Köprünün altındaki kırık hat
O, hayatı boyunca bir başlangıç noktası aradı.
Ama bulduğu şey, bir başlangıç değil; onunla kızı arasındaki onca yakınlığa, kurdukları o derin, arkadaşça bağa rağmen, kendi kalbiyle kızının kalbi arasında, kurdukları köprünün hemen altında uzanan görünmez bir kırık hattıydı. Bu, bir mesafe ya da sevgisizlik değildi; bu, kendi annesinin suskunluğunun bıraktığı, hükmü hâlâ süren bir vekâletnameydi.
Onun kronik huzursuzluğunda, affedilmeyi reddeden, kaynağı belirsiz görünmez bir kayıp sesi yankılanıyordu. O, annesinin yaşayamadığı hayatın kostümlü provasıydı; provası asla bitmeyen bir oyunun yorgun başrolü.
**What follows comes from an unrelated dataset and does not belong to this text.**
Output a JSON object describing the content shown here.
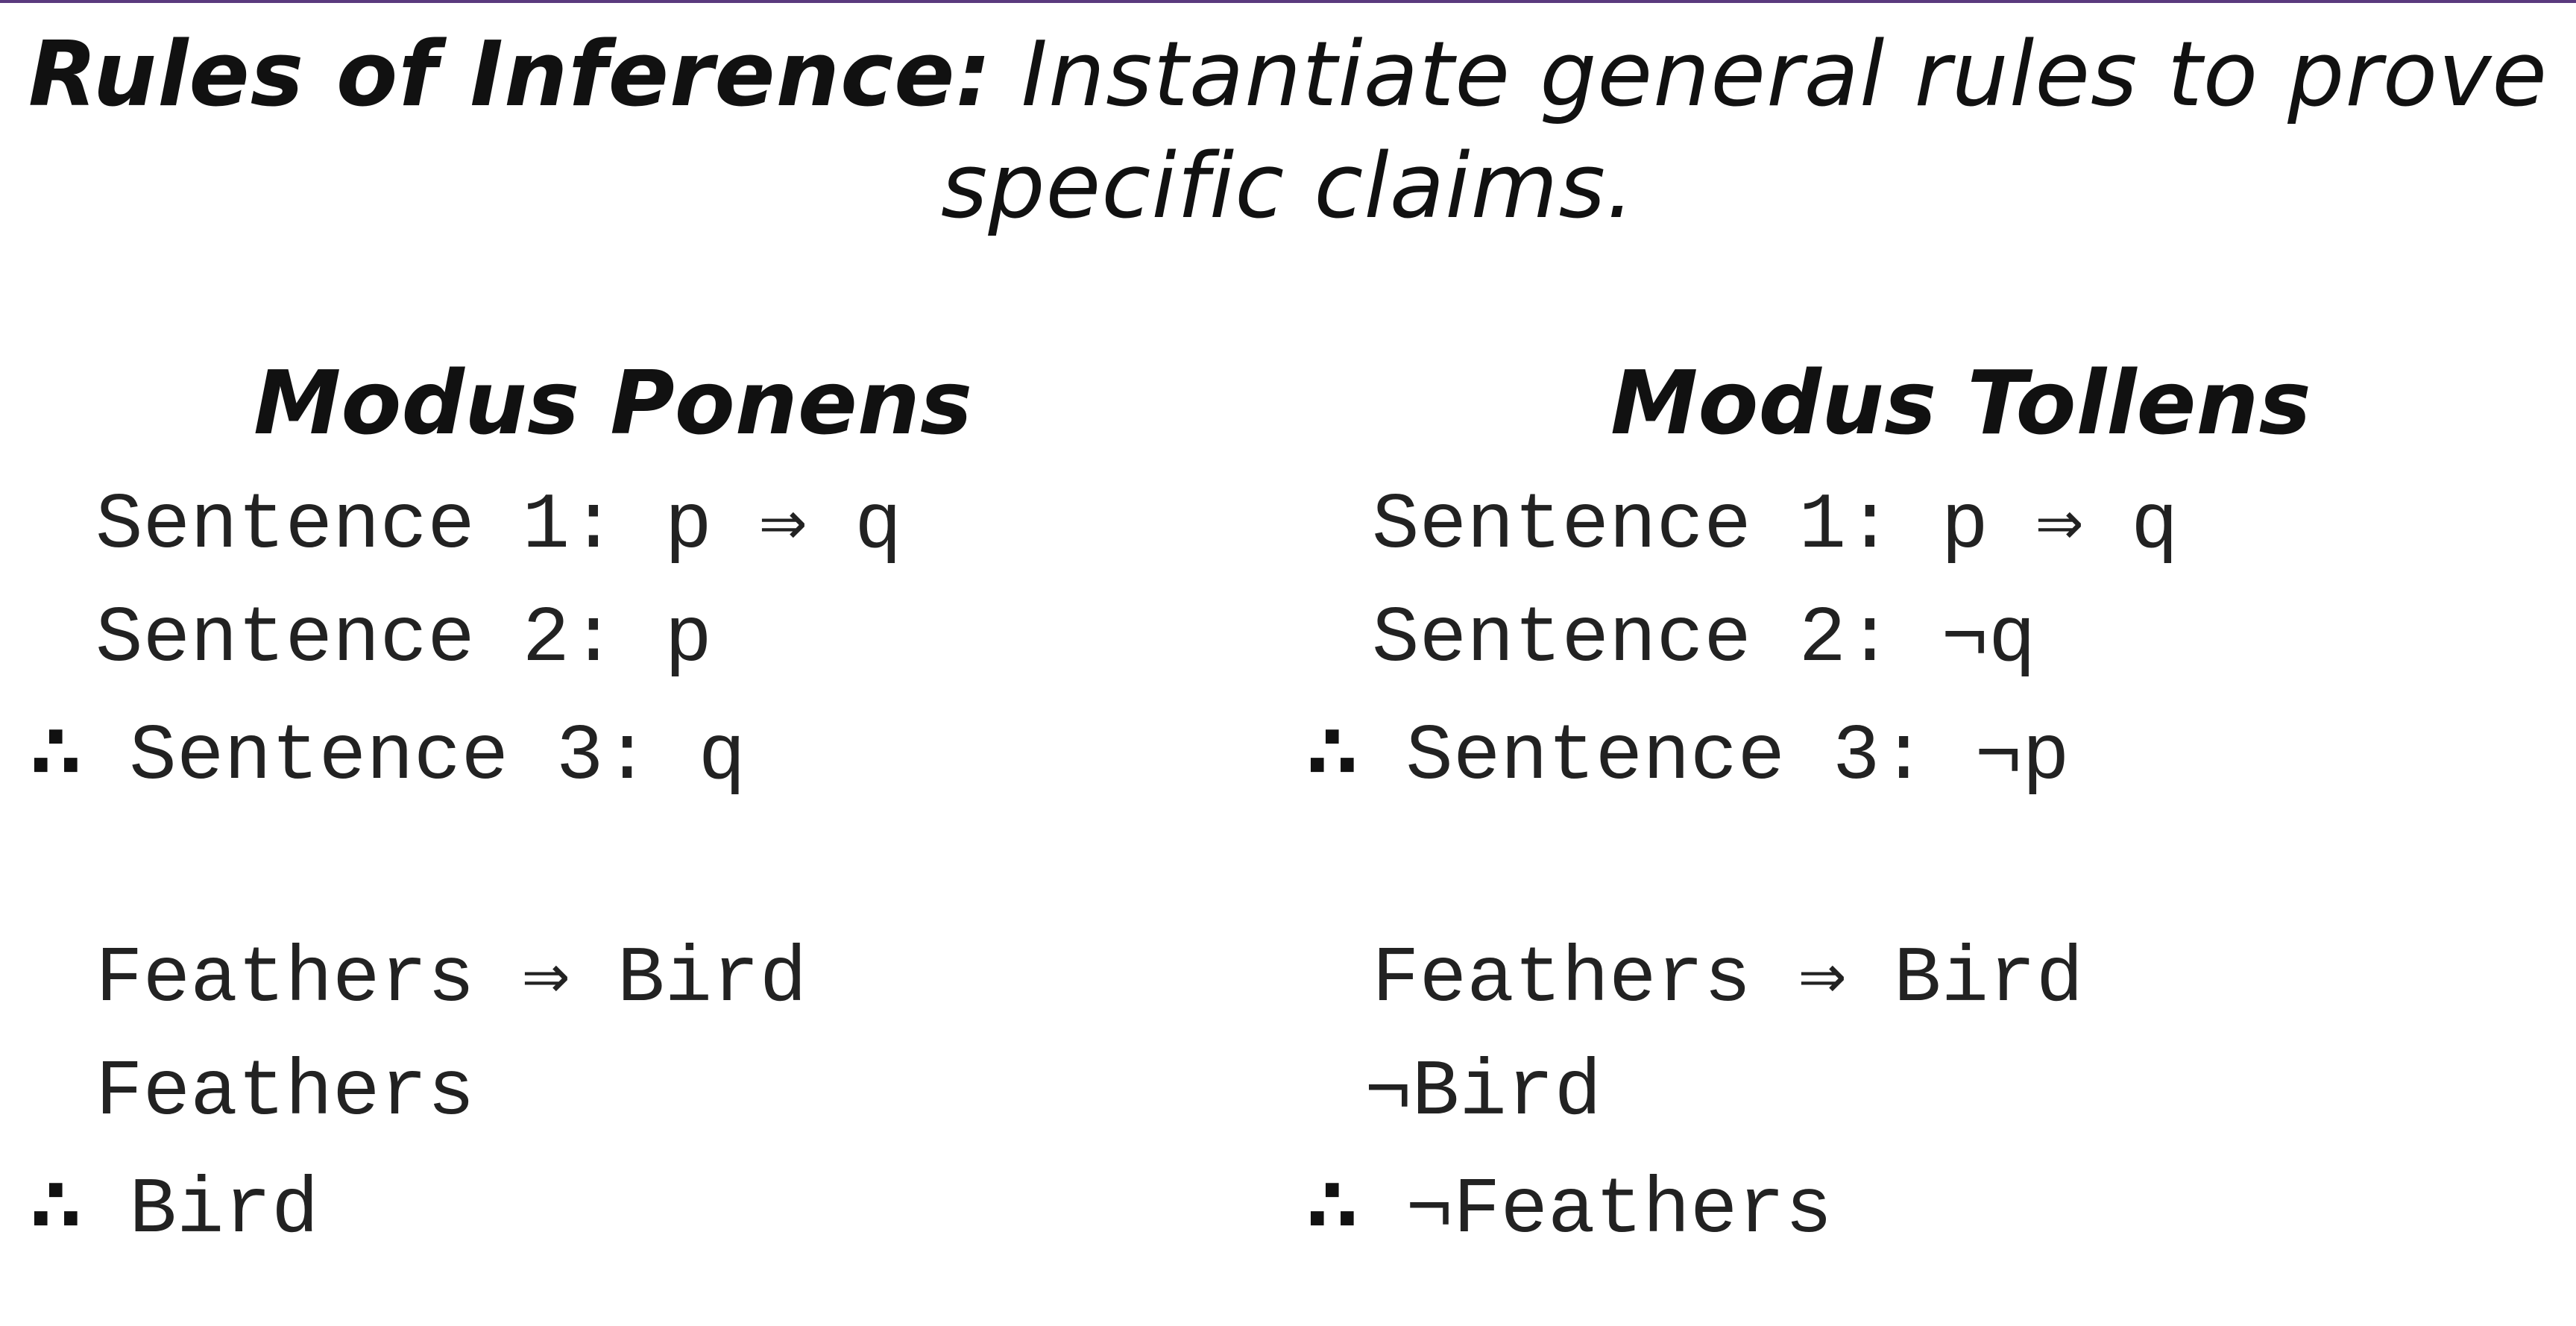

Doğum, bedenin takvime düşen bir tarihiyken; asıl varoluş, annenin kendi içindeki volkanı mühürlediği o ilk sessizlik ya da beklenenin aksi bir çok seslilik anında başlıyor.
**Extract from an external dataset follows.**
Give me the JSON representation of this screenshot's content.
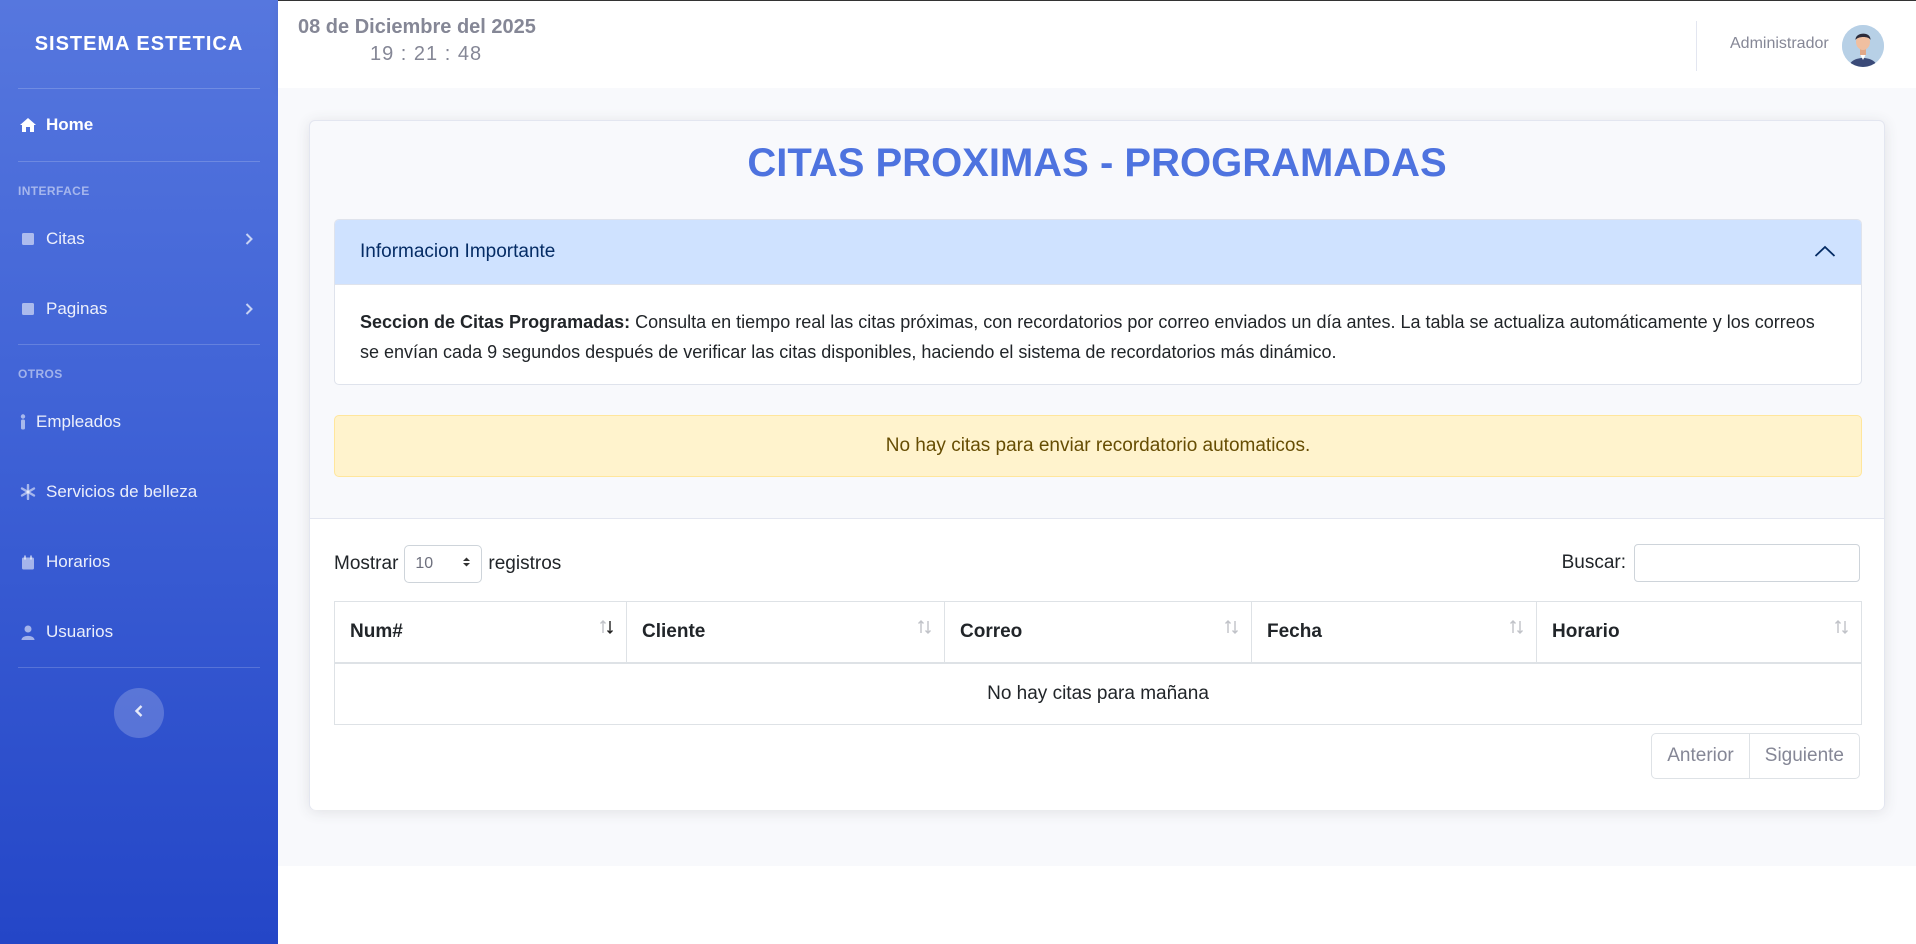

Psikanalistler buna “aktarım” adını verdi. Oysa bu, ruhsal mirasın arızalı bir kabloyla iletilmesiydi. Öyle mi bu kablo, kusursuz görünen anne–kız ilişkisinin altından geçer; her şey yolundayken bile, aniden bir cızırtı bırakır.
O, annesinin sevmeden elden çıkardığı eşyaların, hayatta ilerlemesine engel olduğunu düşündüğü o derin bırakışın titreşimini taşıyordu. Annesi duygularını göğüs kafesinde ağır bir kilit altına aldı; o ise o kilidin sessizliğinin titreşimiyle büyüdü. Kendini büyüttü.
İyileşmenin o arızalı kablonun ucunu bulup kendi prizine takmak olduğunu keşfetti. Tekâmül, yalnızca kendine dönmek değildi; Olgunluk, en karanlık kuyularına indiğinde, kendi yansıması yerine annesinin gölgesini görme cesaretini göstermek ve kabullenmekti. Kurban rolüne girmemek, suç ve suçlu ilan etmemek kendilik yolculuğunda şefkatle devam edebilmekti.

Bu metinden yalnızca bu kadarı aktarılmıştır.